We have also tested this deployment with OpenStack and applications on virtual machines using a device emulator. We were able to serve up to 40,000 device connections concurrently on the sample hardware I showed you on the previous slide.
So, we have seen a deployment diagram for OpenStack. It is a redundant infrastructure with an eight-node server. And it is enough if you manage all the applications directly. But we wanted to get rid of complexity of the application lifecycle and significantly reduce the time that each developer spends during deployment. That’s why we deployed the Cloud Founry PaaS on OpenStack.
On this slide I wanted to demonstrate how the components of the PaaS are deployed to OpenStack. Each component is deployed on a separate virtual machine. To make the PaaS deployment highly available, the components of the PaaS need to be deployed on at least two VMs.
Here I wanted to highlight that application instances run inside the Cloud Foundry PaaS. Components that run the application are called Droplet Execution Agents or DEAs. The component responsible for load balancing is called Router. Router handles all incoming requests to applications and knows when an application instance is executed. So it knows where to send the incoming request. Once again, to make the entire system highly available, we need to ensure redundancy on all layers, including Cloud Foundry.

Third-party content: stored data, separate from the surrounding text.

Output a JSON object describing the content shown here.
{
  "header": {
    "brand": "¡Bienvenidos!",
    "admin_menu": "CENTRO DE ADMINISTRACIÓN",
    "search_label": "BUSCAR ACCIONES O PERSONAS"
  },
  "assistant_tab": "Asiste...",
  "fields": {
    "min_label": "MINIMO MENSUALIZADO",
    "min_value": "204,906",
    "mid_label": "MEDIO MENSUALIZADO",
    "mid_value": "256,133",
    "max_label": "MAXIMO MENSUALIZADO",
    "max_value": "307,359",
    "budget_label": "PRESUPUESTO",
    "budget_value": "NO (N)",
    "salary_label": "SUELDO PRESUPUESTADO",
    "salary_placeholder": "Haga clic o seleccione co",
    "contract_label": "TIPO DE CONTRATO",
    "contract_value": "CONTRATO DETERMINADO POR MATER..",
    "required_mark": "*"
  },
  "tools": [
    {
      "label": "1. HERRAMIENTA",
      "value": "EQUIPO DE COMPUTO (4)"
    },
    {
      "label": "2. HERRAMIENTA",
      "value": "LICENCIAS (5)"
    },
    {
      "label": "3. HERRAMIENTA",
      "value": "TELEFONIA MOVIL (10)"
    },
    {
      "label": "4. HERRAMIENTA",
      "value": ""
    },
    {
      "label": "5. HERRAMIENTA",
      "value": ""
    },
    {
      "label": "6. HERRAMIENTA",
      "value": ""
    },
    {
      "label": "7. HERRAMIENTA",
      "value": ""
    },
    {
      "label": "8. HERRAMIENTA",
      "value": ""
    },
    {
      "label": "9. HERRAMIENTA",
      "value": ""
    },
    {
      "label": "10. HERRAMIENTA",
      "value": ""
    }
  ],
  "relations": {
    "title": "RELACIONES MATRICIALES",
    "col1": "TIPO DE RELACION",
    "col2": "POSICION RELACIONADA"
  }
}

Finally, we came to the architecture view of the two regions. Each region has its own deployment of OpenStack and Cloud Foundry. The same set of applications is deployed to Cloud Foundry in both regions. Database clusters are distributed. Connections between devices and one of the regions are served by a DNS service. For example, it can be Amazon Route 53. This helps us to make sure that the system operates even if only one region is available.

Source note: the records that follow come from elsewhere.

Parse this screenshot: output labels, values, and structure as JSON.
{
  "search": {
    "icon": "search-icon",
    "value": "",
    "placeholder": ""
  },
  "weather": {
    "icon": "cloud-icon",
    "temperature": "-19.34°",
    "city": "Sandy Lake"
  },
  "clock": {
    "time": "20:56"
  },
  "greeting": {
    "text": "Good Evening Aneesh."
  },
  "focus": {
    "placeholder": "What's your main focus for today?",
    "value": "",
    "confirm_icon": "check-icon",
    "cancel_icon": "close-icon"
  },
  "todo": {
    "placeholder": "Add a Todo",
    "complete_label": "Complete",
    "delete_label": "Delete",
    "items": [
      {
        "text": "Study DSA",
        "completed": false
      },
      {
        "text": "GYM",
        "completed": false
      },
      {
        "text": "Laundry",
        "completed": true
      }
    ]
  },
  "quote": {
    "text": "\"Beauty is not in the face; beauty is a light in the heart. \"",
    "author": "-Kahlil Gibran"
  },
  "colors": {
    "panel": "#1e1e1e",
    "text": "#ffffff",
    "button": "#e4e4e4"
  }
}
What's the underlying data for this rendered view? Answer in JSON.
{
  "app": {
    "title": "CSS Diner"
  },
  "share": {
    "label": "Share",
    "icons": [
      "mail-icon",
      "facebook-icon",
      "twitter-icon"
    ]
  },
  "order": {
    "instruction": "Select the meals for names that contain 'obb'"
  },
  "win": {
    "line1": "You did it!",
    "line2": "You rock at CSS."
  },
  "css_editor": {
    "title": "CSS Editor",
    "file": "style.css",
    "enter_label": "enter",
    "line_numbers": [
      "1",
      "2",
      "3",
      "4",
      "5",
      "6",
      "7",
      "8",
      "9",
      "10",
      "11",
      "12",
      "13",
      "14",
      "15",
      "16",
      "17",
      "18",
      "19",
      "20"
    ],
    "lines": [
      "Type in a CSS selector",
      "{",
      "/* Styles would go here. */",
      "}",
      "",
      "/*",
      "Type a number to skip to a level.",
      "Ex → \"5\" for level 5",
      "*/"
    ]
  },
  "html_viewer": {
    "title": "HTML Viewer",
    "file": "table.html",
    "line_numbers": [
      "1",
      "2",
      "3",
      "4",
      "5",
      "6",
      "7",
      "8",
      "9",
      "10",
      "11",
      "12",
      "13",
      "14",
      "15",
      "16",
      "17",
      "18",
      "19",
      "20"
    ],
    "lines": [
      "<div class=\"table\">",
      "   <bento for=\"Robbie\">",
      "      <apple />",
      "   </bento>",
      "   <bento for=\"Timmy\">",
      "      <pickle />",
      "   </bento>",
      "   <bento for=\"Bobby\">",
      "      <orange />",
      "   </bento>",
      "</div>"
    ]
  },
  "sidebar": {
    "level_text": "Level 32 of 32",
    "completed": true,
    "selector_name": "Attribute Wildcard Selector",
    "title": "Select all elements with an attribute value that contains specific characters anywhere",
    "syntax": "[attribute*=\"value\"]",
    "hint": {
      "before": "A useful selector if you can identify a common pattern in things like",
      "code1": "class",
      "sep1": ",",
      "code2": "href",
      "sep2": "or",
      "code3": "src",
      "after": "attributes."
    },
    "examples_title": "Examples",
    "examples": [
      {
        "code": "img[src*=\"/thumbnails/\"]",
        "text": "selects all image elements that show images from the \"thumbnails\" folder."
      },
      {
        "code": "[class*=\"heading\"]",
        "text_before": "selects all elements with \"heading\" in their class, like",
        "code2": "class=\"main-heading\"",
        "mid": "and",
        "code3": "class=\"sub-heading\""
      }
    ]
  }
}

To sum it up, I would like to list some of the most important lessons we’ve learned from working on this solution.
A complex system requires an equally complex approach to design, implementation, and testing.

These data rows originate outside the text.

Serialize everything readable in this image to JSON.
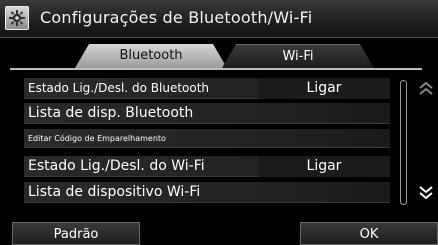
{
  "header": {
    "title": "Configurações de Bluetooth/Wi-Fi",
    "icon": "settings-gear-icon"
  },
  "tabs": [
    {
      "label": "Bluetooth",
      "active": true
    },
    {
      "label": "Wi-Fi",
      "active": false
    }
  ],
  "settings": [
    {
      "label": "Estado Lig./Desl. do Bluetooth",
      "value": "Ligar"
    },
    {
      "label": "Lista de disp. Bluetooth",
      "value": ""
    },
    {
      "label": "Editar Código de Emparelhamento",
      "value": ""
    },
    {
      "label": "Estado Lig./Desl. do Wi-Fi",
      "value": "Ligar"
    },
    {
      "label": "Lista de dispositivo Wi-Fi",
      "value": ""
    }
  ],
  "footer": {
    "default_label": "Padrão",
    "ok_label": "OK"
  },
  "colors": {
    "background": "#000000",
    "active_tab": "#c8c8c8",
    "row": "#2a2a2a"
  }
}
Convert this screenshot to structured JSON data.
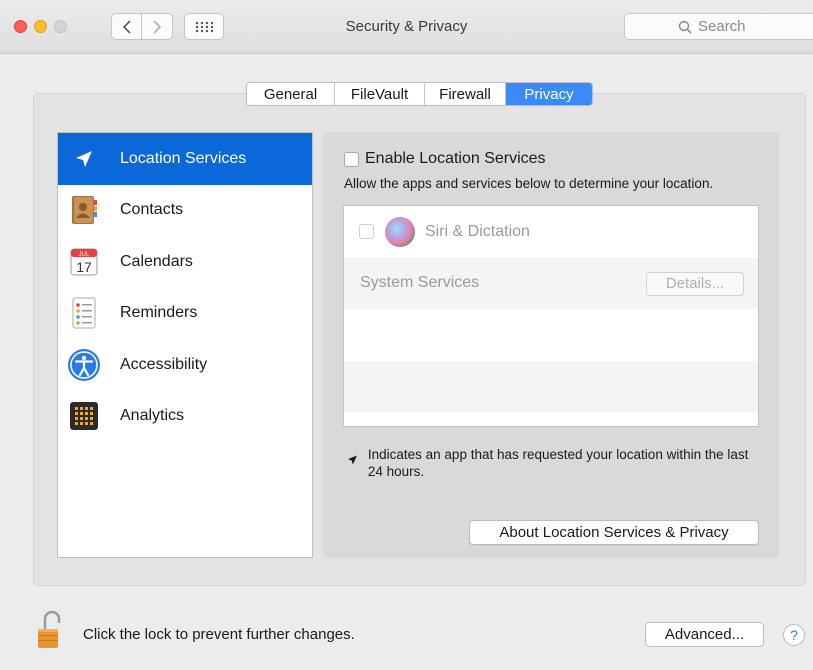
{
  "window": {
    "title": "Security & Privacy",
    "search_placeholder": "Search"
  },
  "tabs": [
    {
      "label": "General",
      "selected": false
    },
    {
      "label": "FileVault",
      "selected": false
    },
    {
      "label": "Firewall",
      "selected": false
    },
    {
      "label": "Privacy",
      "selected": true
    }
  ],
  "sidebar": {
    "items": [
      {
        "label": "Location Services",
        "icon": "location-arrow-icon",
        "selected": true
      },
      {
        "label": "Contacts",
        "icon": "contacts-book-icon"
      },
      {
        "label": "Calendars",
        "icon": "calendar-icon",
        "cal_month": "JUL",
        "cal_day": "17"
      },
      {
        "label": "Reminders",
        "icon": "reminders-icon"
      },
      {
        "label": "Accessibility",
        "icon": "accessibility-icon"
      },
      {
        "label": "Analytics",
        "icon": "analytics-icon"
      }
    ]
  },
  "location": {
    "enable_label": "Enable Location Services",
    "enabled": false,
    "description": "Allow the apps and services below to determine your location.",
    "apps": [
      {
        "label": "Siri & Dictation",
        "checked": false
      }
    ],
    "system_services_label": "System Services",
    "details_label": "Details...",
    "indicator_text": "Indicates an app that has requested your location within the last 24 hours.",
    "about_label": "About Location Services & Privacy"
  },
  "footer": {
    "lock_text": "Click the lock to prevent further changes.",
    "advanced_label": "Advanced...",
    "help_label": "?"
  },
  "colors": {
    "accent": "#0a68d8",
    "tab_selected": "#3a8bf5",
    "close": "#fc5f57",
    "minimize": "#fdbc2e"
  }
}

It is highly important to remember about project requirements when selecting the technology stack. You should always verify each component and make sure that it meets these requirements, both separately and as part of the system.
If you want to build a fault tolerant system, all architectural layers and components will need support high availability.
When choosing an open source solution, be prepared to dig into its internals. Any open product has some issues. It is the price you pay for free usage. And this is why you may need a team of experienced engineers.
You will most likely need about six months of research and self-learning before you can start using OpenStack and Cloud Foundry in production (if you do it on your own). Of course there are companies that provide training and support, which can help.
Finally, to persuade your customers to switch to a new platform, you need to demonstrate its business value on every phase. This means, the project needs to achieve business objectives despite the underlying technical complexity.
With 250+ employees across 8 countries, Altoros is behind some of the world’s largest Cloud Foundry deployments.
We are one of the community leaders in the Cloud Foundry ecosystem and a founding member of the Cloud Foundry Foundation. (alongside with SAP, IBM, Pivotal Software, Vmware, etc. )
#1
Altoros integrates software assembly lines into large organizations by deploying solutions offered by the Cloud Foundry ecosystem. Our customers are among the first to create and monetize application-driven competitive advantages with Cloud Foundry.
#2
At Altoros, our mission is to reduce the time and cost of application delivery by using Cloud Foundry-based” software assembly lines” and “data lakes”. We integrate solutions offered by the Cloud Foundry ecosystem and therefore help customers deliver and operate their “software assembly lines”.
Altoros is behind some of the world’s largest Cloud Foundry deployments.
This is all. Thank you for you attention. I’ll be glad to answer your questions.